This is an implmentation of QHT and QQHTD, as described in the paper "Quotient Hash Tables - Efficiently Detecting Duplicates in Streaming Data", published in SAC'19. QHT is a very efficient duplicate detection algorithm.
This implementation is written in C++17. A Rust implementation is also available.
The current implementation also supports item deletion.

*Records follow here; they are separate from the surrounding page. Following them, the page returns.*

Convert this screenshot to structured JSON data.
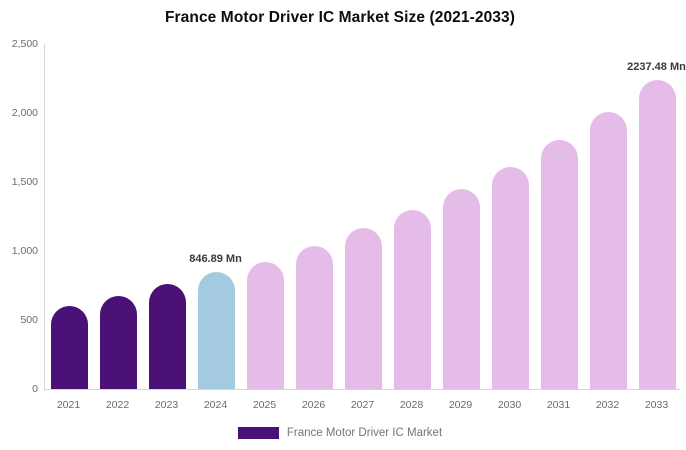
{
  "chart_data": {
    "type": "bar",
    "title": "France Motor Driver IC Market Size (2021-2033)",
    "categories": [
      "2021",
      "2022",
      "2023",
      "2024",
      "2025",
      "2026",
      "2027",
      "2028",
      "2029",
      "2030",
      "2031",
      "2032",
      "2033"
    ],
    "values": [
      600,
      675,
      760,
      846.89,
      920,
      1035,
      1165,
      1295,
      1450,
      1610,
      1805,
      2005,
      2237.48
    ],
    "unit": "Mn",
    "ylim": [
      0,
      2500
    ],
    "yticks": [
      0,
      500,
      1000,
      1500,
      2000,
      2500
    ],
    "grid": false,
    "bar_colors": [
      "#4A1277",
      "#4A1277",
      "#4A1277",
      "#A4CAE2",
      "#E5BCE8",
      "#E5BCE8",
      "#E5BCE8",
      "#E5BCE8",
      "#E5BCE8",
      "#E5BCE8",
      "#E5BCE8",
      "#E5BCE8",
      "#E5BCE8"
    ],
    "annotations": [
      {
        "category": "2024",
        "text": "846.89 Mn"
      },
      {
        "category": "2033",
        "text": "2237.48 Mn"
      }
    ],
    "legend": {
      "position": "bottom",
      "label": "France Motor Driver IC Market",
      "swatch_color": "#4A1277"
    },
    "axis_color": "#d6d6d6",
    "tick_label_color": "#6b6b6b",
    "value_label_color": "#3a3a3a"
  }
}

Note however that by definition of probabilistic filters, we cannot be sure a deletion does not have side effects (i.e., also deleting another element with same hash and fingerprint at the same time).
The file src/main.cpp contains examples, we reproduce here a basic use:
#include <qht.h> // Or qqhtd.h
int main() {
// Instanciate QHT of 1024 bits, 2 buckets per cell, 1 bit per bucket
auto filter = QHTFilter<std::basic_string<char>>(6500, 2, 1);
filter.Stream("42"); // Stores the element "42", returns false as 42 was unseen
filter.Stream("43");
filter.Delete("42"); // Removes the element "42" from the filter
filter.Lookup("42"); // returns false
filter.Lookup("43"); // returns true
return 0;
}
Currently, a filter can store one of the following types:
const std::vector<T>&
const std::basic_string<T>&
const std::array<T, N>&
const std::initializer_list<T>&
QHT relies on xxhash64 hashing, especially, we use RedSpah implementation (BSD-2 license, cloned the 2019/04/01). See xxhash_cpp license in lib/xxhash64/LICENSE.